The most important test to confirm IC is a cystoscopy done under anesthesia. This test uses an instrument called a cystoscope to see inside the bladder. A liquid or gas is used to stretch the bladder. Anesthesia is required because stretching the bladder can be very painful for a person with IC. This test can detect bladder wall inflammation, pinpoint bleeding or ulcers, a thick, stiff bladder wall, and maximum bladder capacity.
Diagnosis of IC is based on:
the presence of urinary urgency, urinary frequency, or bladder/pelvic pain;
bladder wall inflammation, including pinpoint bleeding or ulcers, found by cystoscopy;
the absence of other diseases that could cause the symptoms.
Scientists have not yet found a cure for interstitial cystitis, nor can they predict who will respond best to which treatment. Symptoms may go away for no reason or at the same time as a change in diet or treatment. Even when symptoms go away, however, they may return after days, weeks, months, or years. Scientists do not know why. Because the causes of IC are unknown, treatments are aimed at relieving symptoms.How is interstitial cystitis treated?
Treatments for IC include:
Oral medicines, including pentosan polysulfate sodium (Elmiron), which the Food and Drug Administration (FDA) approved for IC treatment in 1996. (Because Elmiron has not been tested in pregnant women, it is not recommended for use during pregnancy, except in severe cases.) Other oral medicines used include aspirin and ibuprofen, stronger painkillers, antidepressants, and antihistamines.

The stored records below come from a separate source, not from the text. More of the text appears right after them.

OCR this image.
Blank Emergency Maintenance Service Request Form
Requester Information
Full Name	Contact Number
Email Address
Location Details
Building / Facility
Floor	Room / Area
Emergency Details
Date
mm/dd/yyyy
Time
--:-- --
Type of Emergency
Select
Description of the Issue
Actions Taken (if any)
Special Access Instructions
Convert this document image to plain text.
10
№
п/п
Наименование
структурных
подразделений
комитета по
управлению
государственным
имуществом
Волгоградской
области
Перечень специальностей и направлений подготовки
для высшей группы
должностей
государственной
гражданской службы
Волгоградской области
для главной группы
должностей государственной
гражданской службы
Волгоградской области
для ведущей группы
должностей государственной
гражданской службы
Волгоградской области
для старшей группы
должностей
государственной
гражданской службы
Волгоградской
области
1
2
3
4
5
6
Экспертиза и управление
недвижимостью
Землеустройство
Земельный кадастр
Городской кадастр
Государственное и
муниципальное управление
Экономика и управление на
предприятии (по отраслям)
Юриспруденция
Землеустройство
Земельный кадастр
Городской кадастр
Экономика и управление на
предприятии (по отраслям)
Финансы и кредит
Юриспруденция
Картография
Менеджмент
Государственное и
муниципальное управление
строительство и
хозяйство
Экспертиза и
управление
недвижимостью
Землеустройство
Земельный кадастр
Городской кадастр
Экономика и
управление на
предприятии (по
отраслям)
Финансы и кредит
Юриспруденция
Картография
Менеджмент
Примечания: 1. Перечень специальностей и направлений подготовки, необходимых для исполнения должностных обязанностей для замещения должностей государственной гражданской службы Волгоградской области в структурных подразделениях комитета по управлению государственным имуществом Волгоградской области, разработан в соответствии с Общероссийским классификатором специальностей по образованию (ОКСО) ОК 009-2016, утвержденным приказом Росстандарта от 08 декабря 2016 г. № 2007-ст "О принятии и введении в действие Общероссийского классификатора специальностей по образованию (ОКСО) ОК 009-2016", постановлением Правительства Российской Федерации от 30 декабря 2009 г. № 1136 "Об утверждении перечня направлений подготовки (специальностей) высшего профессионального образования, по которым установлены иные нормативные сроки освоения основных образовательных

Bladder instillation (a bladder wash or bath). During bladder instillation, the bladder is filled with a solution that is held for varying periods of time before being emptied. The only drug approved to date by the FDA for use in bladder instillation is dimethyl sulfoxide (DMSO). Other drugs for this use are being studied.

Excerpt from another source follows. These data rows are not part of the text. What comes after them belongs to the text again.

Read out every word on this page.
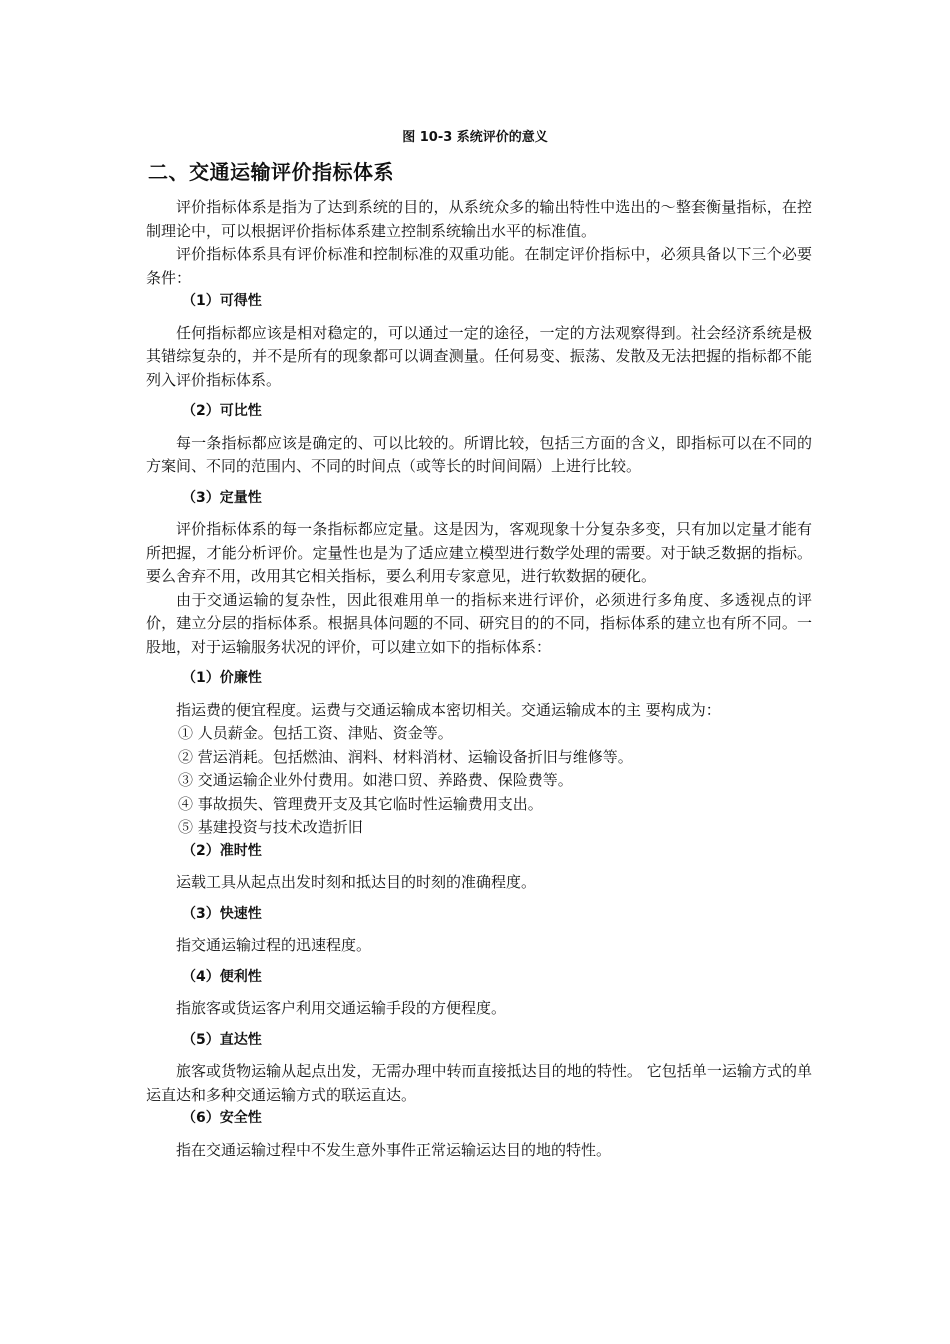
图 10-3 系统评价的意义
二、交通运输评价指标体系

评价指标体系是指为了达到系统的目的，从系统众多的输出特性中选出的～整套衡量指标，在控制理论中，可以根据评价指标体系建立控制系统输出水平的标准值。

评价指标体系具有评价标准和控制标准的双重功能。在制定评价指标中，必须具备以下三个必要条件：

（1）可得性

任何指标都应该是相对稳定的，可以通过一定的途径，一定的方法观察得到。社会经济系统是极其错综复杂的，并不是所有的现象都可以调查测量。任何易变、振荡、发散及无法把握的指标都不能列入评价指标体系。

（2）可比性

每一条指标都应该是确定的、可以比较的。所谓比较，包括三方面的含义，即指标可以在不同的方案间、不同的范围内、不同的时间点（或等长的时间间隔）上进行比较。

（3）定量性

评价指标体系的每一条指标都应定量。这是因为，客观现象十分复杂多变，只有加以定量才能有所把握，才能分析评价。定量性也是为了适应建立模型进行数学处理的需要。对于缺乏数据的指标。要么舍弃不用，改用其它相关指标，要么利用专家意见，进行软数据的硬化。

由于交通运输的复杂性，因此很难用单一的指标来进行评价，必须进行多角度、多透视点的评价，建立分层的指标体系。根据具体问题的不同、研究目的的不同，指标体系的建立也有所不同。一股地，对于运输服务状况的评价，可以建立如下的指标体系：

（1）价廉性

指运费的便宜程度。运费与交通运输成本密切相关。交通运输成本的主 要构成为：

① 人员薪金。包括工资、津贴、资金等。
② 营运消耗。包括燃油、润料、材料消材、运输设备折旧与维修等。
③ 交通运输企业外付费用。如港口贸、养路费、保险费等。
④ 事故损失、管理费开支及其它临时性运输费用支出。
⑤ 基建投资与技术改造折旧
（2）准时性

运载工具从起点出发时刻和抵达目的时刻的准确程度。

（3）快速性

指交通运输过程的迅速程度。

（4）便利性

指旅客或货运客户利用交通运输手段的方便程度。

（5）直达性

旅客或货物运输从起点出发，无需办理中转而直接抵达目的地的特性。 它包括单一运输方式的单运直达和多种交通运输方式的联运直达。

（6）安全性

指在交通运输过程中不发生意外事件正常运输运达目的地的特性。
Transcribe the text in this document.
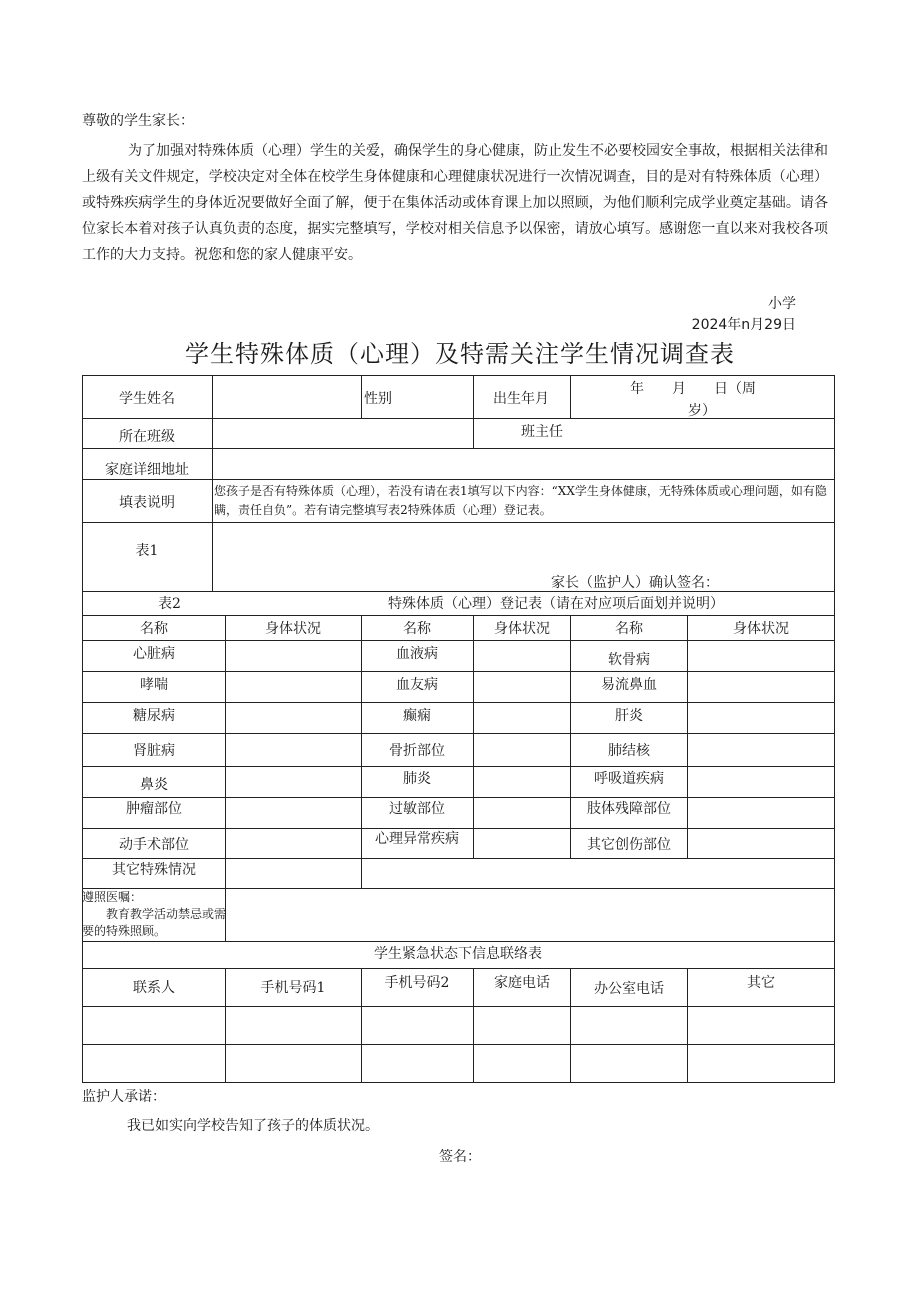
尊敬的学生家长：
为了加强对特殊体质（心理）学生的关爱，确保学生的身心健康，防止发生不必要校园安全事故，根据相关法律和上级有关文件规定，学校决定对全体在校学生身体健康和心理健康状况进行一次情况调查，目的是对有特殊体质（心理）或特殊疾病学生的身体近况要做好全面了解，便于在集体活动或体育课上加以照顾，为他们顺利完成学业奠定基础。请各位家长本着对孩子认真负责的态度，据实完整填写，学校对相关信息予以保密，请放心填写。感谢您一直以来对我校各项工作的大力支持。祝您和您的家人健康平安。
小学
2024年n月29日
学生特殊体质（心理）及特需关注学生情况调查表
学生姓名	性别	出生年月
年　　月　　日（周
岁）
所在班级	班主任
家庭详细地址
填表说明
您孩子是否有特殊体质（心理），若没有请在表1填写以下内容：“XX学生身体健康，无特殊体质或心理问题，如有隐瞒，责任自负”。若有请完整填写表2特殊体质（心理）登记表。
表1
家长（监护人）确认签名：
表2	特殊体质（心理）登记表（请在对应项后面划并说明）
名称	身体状况	名称	身体状况	名称	身体状况
心脏病	血液病	软骨病
哮喘	血友病	易流鼻血
糖尿病	癫痫	肝炎
肾脏病	骨折部位	肺结核
鼻炎	肺炎	呼吸道疾病
肿瘤部位	过敏部位	肢体残障部位
动手术部位	心理异常疾病	其它创伤部位
其它特殊情况
遵照医嘱：
　　教育教学活动禁忌或需要的特殊照顾。
学生紧急状态下信息联络表
联系人	手机号码1	手机号码2	家庭电话	办公室电话	其它
监护人承诺：
我已如实向学校告知了孩子的体质状况。
签名：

Transcutaneous electrical nerve stimulation (TENS), which delivers mild electric pulses to the bladder area. Scientists do not know exactly how TENS works, but it helps relieve pain and urinary frequency in some people. Sacral nerve stimulation implants are being studied as another way to relieve IC symptoms.
Self-help strategies such as bladder training, dietary changes, stress reduction, and low-impact exercise.
Surgery, considered a treatment of last resort. Surgery does not necessarily improve symptoms.
Do artificial sweeteners make symptoms worse? There is no scientific evidence linking diet to IC, but some people believe that alcohol, tomatoes, spices, chocolate, caffeinated and citrus beverages, and high-acid foods may add to bladder irritation and inflammation. Others notice that their symptoms get worse after eating or drinking products containing artificial sweeteners. If you believe certain foods or drinks make your symptoms worse, try avoiding those products. You can reintroduce them one at a time to see which, if any, affect symptoms. It is important, however, to maintain a well-balanced and varied diet.